— Пойдем, — потянула Груня мать за рукав.
Прокоп Матвеевич стоял и смотрел им вслед, бормотал непристойные, дикие, как бред, слова. Как выстрел, с разлету хлестнула подхваченная ветром калитка. Задвинулся железный засов, будто зубы проскрипели от ненависти.
Они шли по улице с корзиной и узлом. Груня что-то вспомнила.
— Обожди, мама.
Вернулась легкими шагами к забору, к наглухо запертой калитке, выдернула из-за пазухи торопящимися пальцами золотой крестик. Дернула нитку раз, другой. Оборвала и сунула в дующий сквозняком зев между досками с табличкой «Для писем и газет». Ниточка удержалась, зацепилась в щели. Груня толкнула ее пальцем. Ниточка ускользнула, пропала бесследно, навсегда.
На мгновение девушка задержалась, послушала, что там, за забором. Тишина. Поцеловала воздух, подзывая Жулика. Слегка зазвенела проволока — пес вилял хвостом. Груня стерла со щеки холодящую слезинку, махнула косами и побежала к маме, которая ждала ее под фонарем.
Шумел город, ожидал, протягивал навстречу им длинные пропыленные лучи огней, призывно гудел заводскими гудками, смешливо позванивал трамваями, подмигивал голубыми электрическими всплесками.
И над всем этим простиралось необъятное, родное и бесконечно глубокое звездное небо. Небо, очищенное от бога, впервые по-настоящему счастливое.
Ночью река неожиданно сломала молодой лед. В это предзимнее время не было уже ни катеров, ни парома. Павел Сергеевич стоял на опустевшем городском берегу, провожал взглядом плывущие льдины и думал огорченно: «Отрезало».
За спиной у него был брезентовый рюкзак, под мышкой две толстые книги. Старчески сухой, сутулый, он смотрел на низкие, припорошенные снегом холмы, на далекий лес противоположного берега и думал о младшем своем сыне, который на днях должен был вернуться из армии. Это ради него старик вчера поехал в город, купил хорошего вина, шпротов, балыка, которые любил сын, и получил два последних тома энциклопедии, которую собирался подарить ему. Но вот снова тронулся лед и отрезал Павла Сергеевича от дома на день-два, а может быть, на неделю — как вздумается сибирской своенравной реке.
Другой, возможно, посокрушался бы и вернулся в город, но Павел Сергеевич настойчиво обошел весь берег, поговорил с людьми, и ему указали, как найти частного перевозчика, некоего дядю Костю, который рискует перевозить пассажиров и днем, и ночью в любую погоду. Дядя Костя оказался давно не бритым мужичонкой со щекой, перевязанной грязноватым бинтом. Он сидел на бревне около костра и грел у огня большие коричневые ладони.
— На тот берег? Можем, — кивнул он, почему-то говоря о себе во множественном числе. А о плате выразился неопределенно и презрительно: — Да сколько дашь…
Подошли еще двое: сероглазая, миловидная девушка в плюшевой жакеточке и белокурый улыбчивый паренек в светлой кепке блинчиком и с красными от холода ушами. Они помогли спустить лодку на воду. Паренек встал на корму с шестом, дядя Костя сел на весла.
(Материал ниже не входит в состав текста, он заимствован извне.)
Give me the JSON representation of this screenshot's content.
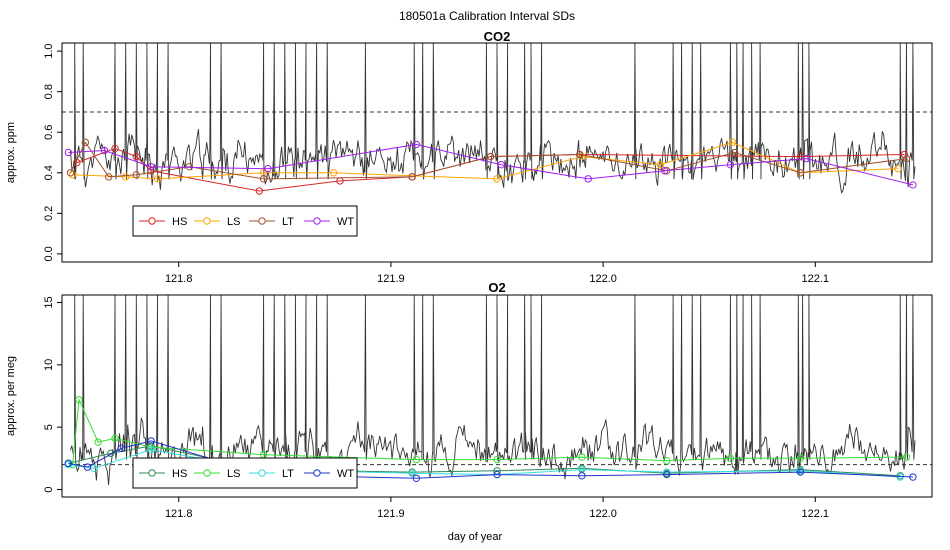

Река выглядела темной и озлобленной. Холодно шелестела шуга, льдины угрожающе скрежетали о борта. Лодка вздрагивала, кренилась, и между ее досками просачивалась вода. Было морозно, и от обледеневших весел бежал парок. Девушка с тревогой следила за льдинками. Паренек посоветовал:
— Ты, Катя, на небо смотри.
Девушка улыбнулась, послушно взглянула на небе, уже совсем зимнее — блекло-голубое, словно облинявшее.
Уплывал городской берег. Там еще дымился костер, у которого они стояли несколько минут назад, и все шире охватывал их пустынный и омертвевший простор реки. Лодка оказалась дрянной, слепленной из каких-то старых досок, от дяди Кости несло водкой, а под стланями подозрительно хлюпало.
Павел Сергеевич понимал, что переправа грозит бедой, но беспокоился почему-то не за себя, а за девушку. А тут еще на самом стержне под правым веслом сломался кочеток, и дядя Костя, до того молчавший, вдруг посыпал градом крепких слов. От волнения у него на шее вздулись вены, а повязка сбилась на подбородок.
Девушка вскрикнула:
— Витя!
Она побледнела, неожиданно стала некрасивой и крепко ухватилась за руку Павла Сергеевича. Паренек с силой работал шестом, и на скулах его резко обозначились твердые желваки. Так, пока не миновала опасность, девушка сжимала руку старика, и он сквозь перчатку ощущал ее горячие, доверчивые пальцы.